How many times have you heard of tannins ? If you are a red wine lover, you must know them. They are the ones that give you a slightly rough sensation in your mouth and color your teeth when you taste a young wine.
What are Tannins?
These are molecules present in most plants (tree bark, tea leaves, fruits, etc.). In grapes they are present in the skin, in the seeds and in the petiole. The tannins of the peel are the softest, those of the grape seeds and stalks the hardest. Tannins in wine can also come from aging in oak barrels.
Why does red wine contain tannins?
To give the red wine colour, aroma and structure, the grape must is left to macerate with the solid parts (peel and grape seeds) containing the tannins, by sorting to eliminate the bad tannins (the stem). This is not the case with white wines, which is why they contain little or no tannin. The good tannins, essential for red wines, give structure and balance. They therefore play a key role in the development of the wine and its aging potential.

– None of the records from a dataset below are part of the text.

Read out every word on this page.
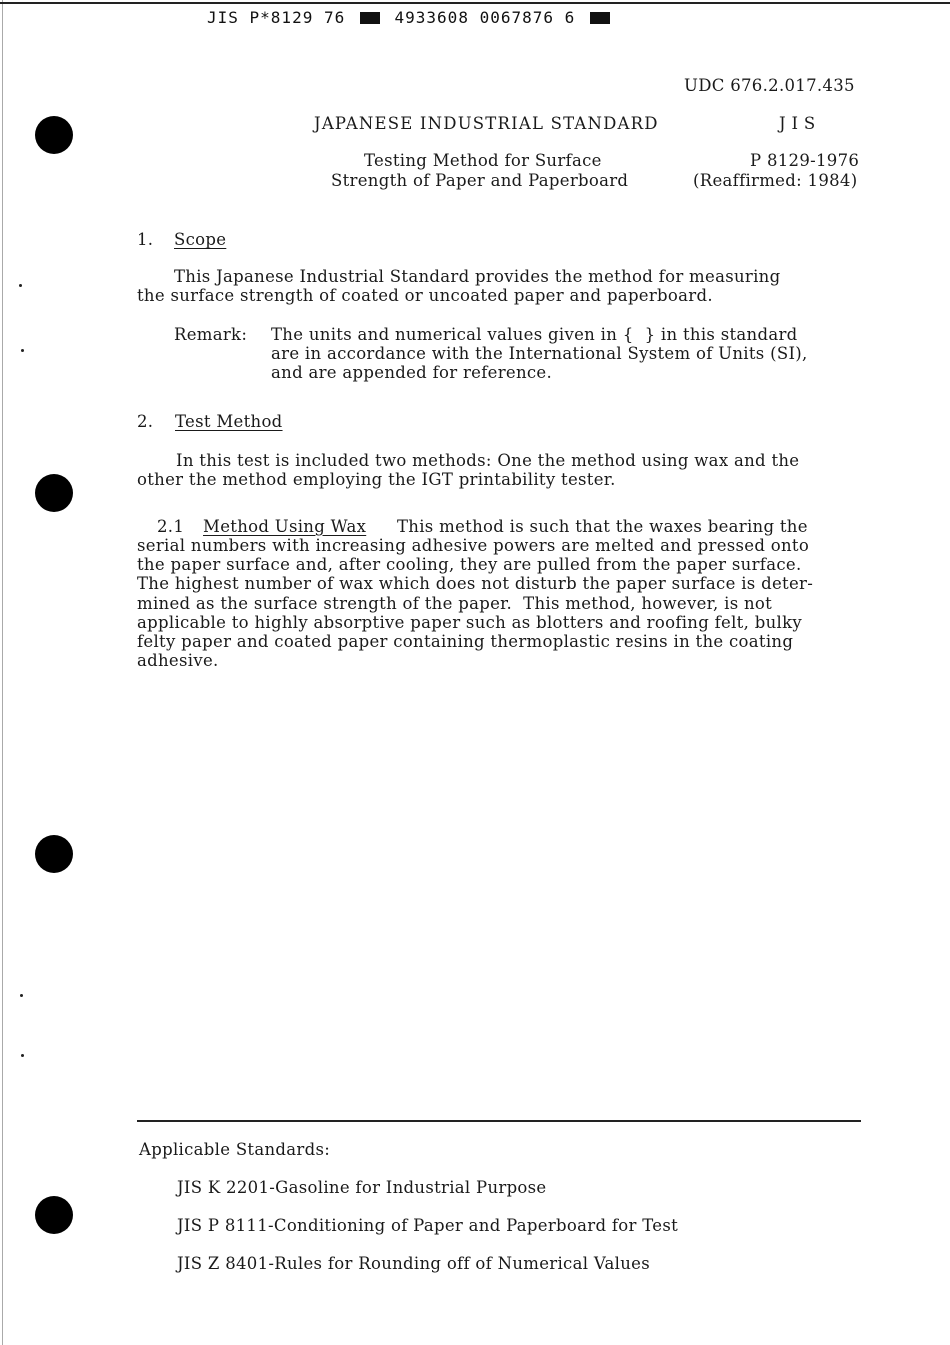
JIS P*8129 76	4933608 0067876 6
UDC 676.2.017.435
JAPANESE INDUSTRIAL STANDARD	J I S
Testing Method for Surface
Strength of Paper and Paperboard
P 8129-1976
(Reaffirmed: 1984)
1. Scope
This Japanese Industrial Standard provides the method for measuring
the surface strength of coated or uncoated paper and paperboard.
Remark: The units and numerical values given in {  } in this standard
are in accordance with the International System of Units (SI),
and are appended for reference.
2. Test Method
In this test is included two methods: One the method using wax and the
other the method employing the IGT printability tester.
2.1 Method Using Wax This method is such that the waxes bearing the
serial numbers with increasing adhesive powers are melted and pressed onto
the paper surface and, after cooling, they are pulled from the paper surface.
The highest number of wax which does not disturb the paper surface is deter-
mined as the surface strength of the paper.  This method, however, is not
applicable to highly absorptive paper such as blotters and roofing felt, bulky
felty paper and coated paper containing thermoplastic resins in the coating
adhesive.
Applicable Standards:
JIS K 2201-Gasoline for Industrial Purpose
JIS P 8111-Conditioning of Paper and Paperboard for Test
JIS Z 8401-Rules for Rounding off of Numerical Values
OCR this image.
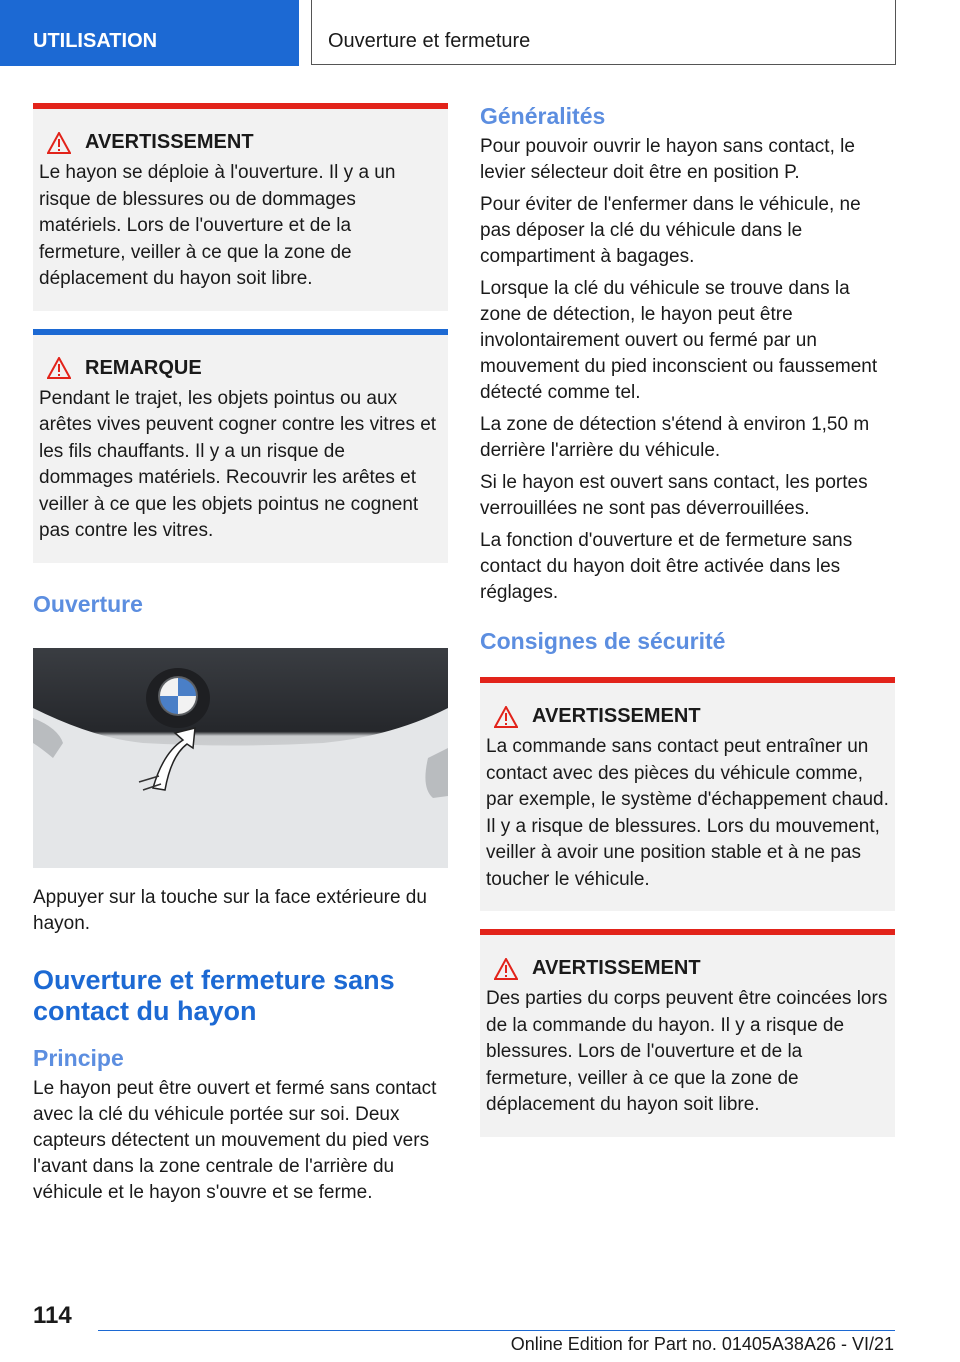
UTILISATION	Ouverture et fermeture
AVERTISSEMENT

Le hayon se déploie à l'ouverture. Il y a un risque de blessures ou de dommages matériels. Lors de l'ouverture et de la fermeture, veiller à ce que la zone de déplacement du hayon soit libre.

REMARQUE

Pendant le trajet, les objets pointus ou aux arêtes vives peuvent cogner contre les vitres et les fils chauffants. Il y a un risque de dommages matériels. Recouvrir les arêtes et veiller à ce que les objets pointus ne cognent pas contre les vitres.

Ouverture

Appuyer sur la touche sur la face extérieure du hayon.

Ouverture et fermeture sans contact du hayon
Principe

Le hayon peut être ouvert et fermé sans contact avec la clé du véhicule portée sur soi. Deux capteurs détectent un mouvement du pied vers l'avant dans la zone centrale de l'arrière du véhicule et le hayon s'ouvre et se ferme.

Généralités

Pour pouvoir ouvrir le hayon sans contact, le levier sélecteur doit être en position P.

Pour éviter de l'enfermer dans le véhicule, ne pas déposer la clé du véhicule dans le compartiment à bagages.

Lorsque la clé du véhicule se trouve dans la zone de détection, le hayon peut être involontairement ouvert ou fermé par un mouvement du pied inconscient ou faussement détecté comme tel.

La zone de détection s'étend à environ 1,50 m derrière l'arrière du véhicule.

Si le hayon est ouvert sans contact, les portes verrouillées ne sont pas déverrouillées.

La fonction d'ouverture et de fermeture sans contact du hayon doit être activée dans les réglages.

Consignes de sécurité
AVERTISSEMENT

La commande sans contact peut entraîner un contact avec des pièces du véhicule comme, par exemple, le système d'échappement chaud. Il y a risque de blessures. Lors du mouvement, veiller à avoir une position stable et à ne pas toucher le véhicule.

AVERTISSEMENT

Des parties du corps peuvent être coincées lors de la commande du hayon. Il y a risque de blessures. Lors de l'ouverture et de la fermeture, veiller à ce que la zone de déplacement du hayon soit libre.

114
Online Edition for Part no. 01405A38A26 - VI/21
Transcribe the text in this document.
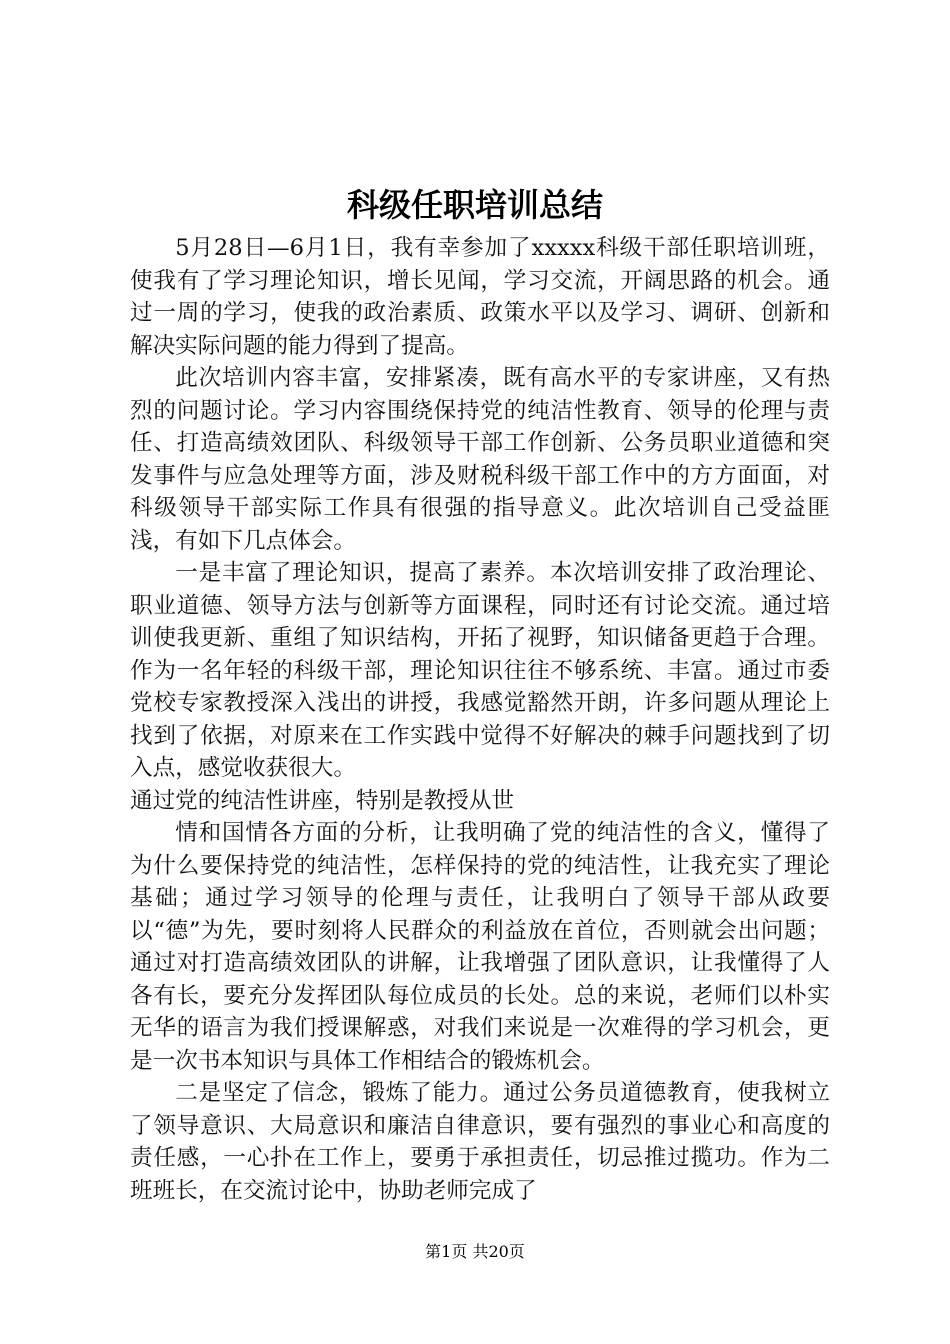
科级任职培训总结

5月28日—6月1日，我有幸参加了xxxxx科级干部任职培训班，使我有了学习理论知识，增长见闻，学习交流，开阔思路的机会。通过一周的学习，使我的政治素质、政策水平以及学习、调研、创新和解决实际问题的能力得到了提高。

此次培训内容丰富，安排紧凑，既有高水平的专家讲座，又有热烈的问题讨论。学习内容围绕保持党的纯洁性教育、领导的伦理与责任、打造高绩效团队、科级领导干部工作创新、公务员职业道德和突发事件与应急处理等方面，涉及财税科级干部工作中的方方面面，对科级领导干部实际工作具有很强的指导意义。此次培训自己受益匪浅，有如下几点体会。

一是丰富了理论知识，提高了素养。本次培训安排了政治理论、职业道德、领导方法与创新等方面课程，同时还有讨论交流。通过培训使我更新、重组了知识结构，开拓了视野，知识储备更趋于合理。作为一名年轻的科级干部，理论知识往往不够系统、丰富。通过市委党校专家教授深入浅出的讲授，我感觉豁然开朗，许多问题从理论上找到了依据，对原来在工作实践中觉得不好解决的棘手问题找到了切入点，感觉收获很大。

通过党的纯洁性讲座，特别是教授从世

情和国情各方面的分析，让我明确了党的纯洁性的含义，懂得了为什么要保持党的纯洁性，怎样保持的党的纯洁性，让我充实了理论基础；通过学习领导的伦理与责任，让我明白了领导干部从政要以“德”为先，要时刻将人民群众的利益放在首位，否则就会出问题；通过对打造高绩效团队的讲解，让我增强了团队意识，让我懂得了人各有长，要充分发挥团队每位成员的长处。总的来说，老师们以朴实无华的语言为我们授课解惑，对我们来说是一次难得的学习机会，更是一次书本知识与具体工作相结合的锻炼机会。

二是坚定了信念，锻炼了能力。通过公务员道德教育，使我树立了领导意识、大局意识和廉洁自律意识，要有强烈的事业心和高度的责任感，一心扑在工作上，要勇于承担责任，切忌推过揽功。作为二班班长，在交流讨论中，协助老师完成了

第1页 共20页
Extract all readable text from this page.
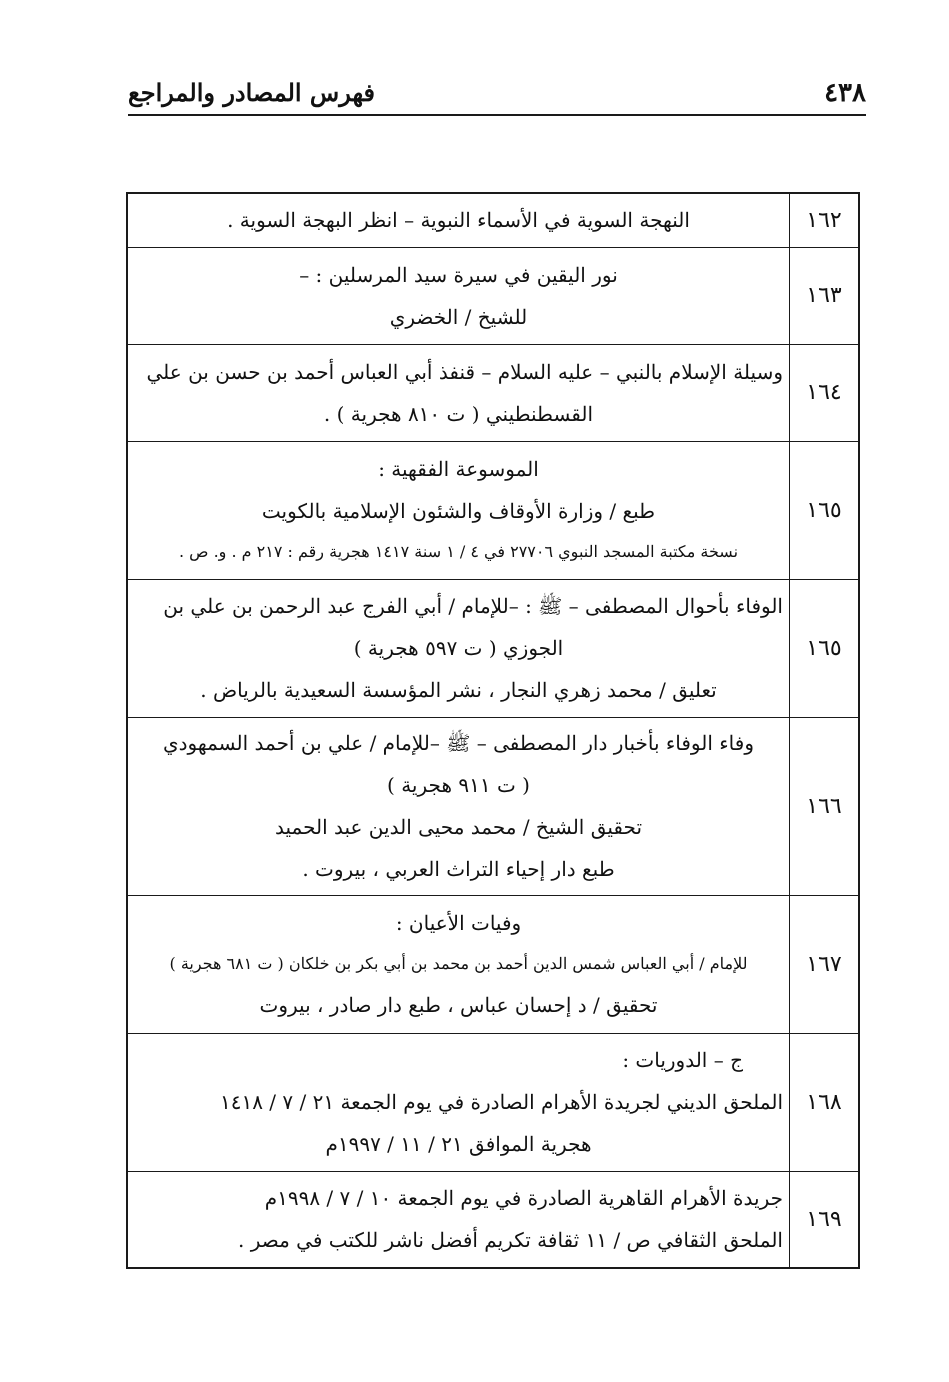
٤٣٨
فهرس المصادر والمراجع
١٦٢	النهجة السوية في الأسماء النبوية – انظر البهجة السوية .

١٦٣	نور اليقين في سيرة سيد المرسلين : –
للشيخ / الخضري

١٦٤	وسيلة الإسلام بالنبي – عليه السلام – قنفذ أبي العباس أحمد بن حسن بن علي
القسطنطيني ( ت ٨١٠ هجرية ) .

١٦٥	الموسوعة الفقهية :
طبع / وزارة الأوقاف والشئون الإسلامية بالكويت
نسخة مكتبة المسجد النبوي ٢٧٧٠٦ في ٤ / ١ سنة ١٤١٧ هجرية رقم : ٢١٧ م . و. ص .

١٦٥	الوفاء بأحوال المصطفى – ﷺ : –للإمام / أبي الفرج عبد الرحمن بن علي بن
الجوزي ( ت ٥٩٧ هجرية )
تعليق / محمد زهري النجار ، نشر المؤسسة السعيدية بالرياض .

١٦٦	وفاء الوفاء بأخبار دار المصطفى – ﷺ –للإمام / علي بن أحمد السمهودي
( ت ٩١١ هجرية )
تحقيق الشيخ / محمد محيى الدين عبد الحميد
طبع دار إحياء التراث العربي ، بيروت .

١٦٧	وفيات الأعيان :
للإمام / أبي العباس شمس الدين أحمد بن محمد بن أبي بكر بن خلكان ( ت ٦٨١ هجرية )
تحقيق / د إحسان عباس ، طبع دار صادر ، بيروت

١٦٨	ج – الدوريات :
الملحق الديني لجريدة الأهرام الصادرة في يوم الجمعة ٢١ / ٧ / ١٤١٨
هجرية الموافق ٢١ / ١١ / ١٩٩٧م

١٦٩	جريدة الأهرام القاهرية الصادرة في يوم الجمعة ١٠ / ٧ / ١٩٩٨م
الملحق الثقافي ص / ١١ ثقافة تكريم أفضل ناشر للكتب في مصر .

A wine will be more or less tannic depending on the grape varieties used for its blending and the duration of the maceration. Cabernet sauvignon, Malbec or even Syrah are grape varieties known for producing tannic wines.
How to taste a tannic wine
To identify tannins it is necessary to consider both their quantity and their quality .
The quantity can be determined during the tasting, but also from the information presented on the bottle: grape variety, aging in oak barrels... It determines the power of these tannins. The drier the mouth, the more powerful they are. We therefore contrast the soft tannins with the hard tannins.
The quality aims more at qualifying the tannins : fine, elegant, silky or sweet (the tannins are present, but not aggressive, the wine is well balanced). Depending on how long they persist in the mouth, we speak of persistence. We therefore contrast the fine tannins (which disappear quickly) with the fatty tannins (which remain in the mouth).